Ghost, Inc., has no debt outstanding and a total market value of
$382,500. Earnings before interest and taxes, EBIT, are projected
to be $52,000 if economic conditions are normal. If there is strong
expansion in the economy, then EBIT will be 14 percent higher. If
there is a recession, then EBIT will be 23 percent lower. The
company is considering a $190,000 debt issue with an interest rate
of 7 percent. The proceeds will be used to repurchase shares of
stock. There are currently 8,500 shares outstanding. Ignore taxes
for questions a and b. Assume the company has a markettobook
ratio of 1.0 and the stock price remains constant.

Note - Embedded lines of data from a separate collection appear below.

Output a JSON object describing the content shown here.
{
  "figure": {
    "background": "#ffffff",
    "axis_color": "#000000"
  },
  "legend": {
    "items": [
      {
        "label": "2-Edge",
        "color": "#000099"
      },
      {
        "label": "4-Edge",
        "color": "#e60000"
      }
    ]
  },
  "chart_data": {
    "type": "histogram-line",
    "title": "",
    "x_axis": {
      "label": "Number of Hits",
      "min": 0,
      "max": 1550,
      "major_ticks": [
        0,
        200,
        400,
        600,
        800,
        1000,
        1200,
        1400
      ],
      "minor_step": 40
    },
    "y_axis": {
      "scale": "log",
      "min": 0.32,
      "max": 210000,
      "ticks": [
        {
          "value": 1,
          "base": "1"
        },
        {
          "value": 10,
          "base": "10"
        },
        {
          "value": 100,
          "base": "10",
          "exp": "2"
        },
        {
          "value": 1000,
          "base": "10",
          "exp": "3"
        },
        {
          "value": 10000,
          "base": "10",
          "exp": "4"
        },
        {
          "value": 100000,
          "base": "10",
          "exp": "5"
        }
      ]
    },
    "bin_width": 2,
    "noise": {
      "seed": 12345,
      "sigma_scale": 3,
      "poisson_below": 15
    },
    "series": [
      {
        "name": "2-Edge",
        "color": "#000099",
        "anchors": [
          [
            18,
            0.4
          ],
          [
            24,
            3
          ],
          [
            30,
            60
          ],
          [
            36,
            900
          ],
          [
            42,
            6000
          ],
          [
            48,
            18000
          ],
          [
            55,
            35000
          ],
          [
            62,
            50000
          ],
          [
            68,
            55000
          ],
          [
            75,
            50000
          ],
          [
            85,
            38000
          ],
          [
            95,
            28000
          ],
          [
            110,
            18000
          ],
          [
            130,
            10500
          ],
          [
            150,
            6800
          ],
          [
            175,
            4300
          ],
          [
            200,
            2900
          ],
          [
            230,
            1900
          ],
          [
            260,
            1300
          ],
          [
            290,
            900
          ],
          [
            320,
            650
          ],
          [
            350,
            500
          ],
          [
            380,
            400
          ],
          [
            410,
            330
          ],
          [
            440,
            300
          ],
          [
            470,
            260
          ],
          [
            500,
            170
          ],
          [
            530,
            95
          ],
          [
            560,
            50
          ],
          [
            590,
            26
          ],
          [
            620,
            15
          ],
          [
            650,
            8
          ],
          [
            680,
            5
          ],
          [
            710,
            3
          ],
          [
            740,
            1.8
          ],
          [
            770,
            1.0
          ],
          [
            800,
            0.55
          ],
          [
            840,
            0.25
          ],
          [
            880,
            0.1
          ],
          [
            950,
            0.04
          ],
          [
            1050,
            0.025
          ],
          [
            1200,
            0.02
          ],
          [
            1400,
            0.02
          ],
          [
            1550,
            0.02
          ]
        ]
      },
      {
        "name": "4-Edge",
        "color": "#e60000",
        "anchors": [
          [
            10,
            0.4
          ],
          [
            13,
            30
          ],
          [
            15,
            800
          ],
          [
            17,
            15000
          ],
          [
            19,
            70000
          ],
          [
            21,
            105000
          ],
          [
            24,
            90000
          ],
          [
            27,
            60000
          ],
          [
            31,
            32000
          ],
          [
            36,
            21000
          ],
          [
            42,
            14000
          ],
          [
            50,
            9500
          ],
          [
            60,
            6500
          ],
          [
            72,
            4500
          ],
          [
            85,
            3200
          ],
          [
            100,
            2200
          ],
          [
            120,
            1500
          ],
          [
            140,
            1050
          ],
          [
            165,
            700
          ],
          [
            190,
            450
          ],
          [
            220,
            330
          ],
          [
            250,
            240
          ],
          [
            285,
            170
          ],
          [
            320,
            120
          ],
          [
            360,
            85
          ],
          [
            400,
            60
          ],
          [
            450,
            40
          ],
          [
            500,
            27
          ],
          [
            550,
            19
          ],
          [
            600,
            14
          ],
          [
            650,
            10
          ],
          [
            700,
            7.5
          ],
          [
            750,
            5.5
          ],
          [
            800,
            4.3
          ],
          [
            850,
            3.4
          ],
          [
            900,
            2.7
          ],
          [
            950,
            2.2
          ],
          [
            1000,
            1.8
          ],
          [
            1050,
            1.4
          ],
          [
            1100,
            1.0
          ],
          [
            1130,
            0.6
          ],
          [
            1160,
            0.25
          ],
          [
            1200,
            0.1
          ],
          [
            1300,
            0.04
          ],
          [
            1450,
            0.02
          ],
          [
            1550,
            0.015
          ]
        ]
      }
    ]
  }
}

Assume the firm has a tax rate of 25 percent.
c1. 
Calculate return on equity (ROE) under each of the three
economic scenarios before any debt is issued. (Do not round
intermediate calculations and enter your answers as a percent
rounded to 2 decimal places, e.g., 32.16.) 
c2. 
Calculate the percentage changes in ROE when the economy
expands or enters a recession. (A negative answer should be
indicated by a minus sign. Do not round intermediate calculations
and enter your answers as a percent rounded to 2 decimal places,
e.g., 32.16.) 
c3. 
Calculate the return on equity (ROE) under each of the three
economic scenarios assuming the firm goes through with the
recapitalization. (Do not round intermediate calculations
and enter your answers as a percent rounded to 2 decimal places,
e.g., 32.16.) 
c4. 
Given the recapitalization, calculate the percentage changes in
ROE when the economy expands or enters a recession. (A
negative answer should be indicated by a minus sign. Do not round
intermediate calculations and enter your answers as a percent
rounded to 2 decimal places, e.g., 32.16.)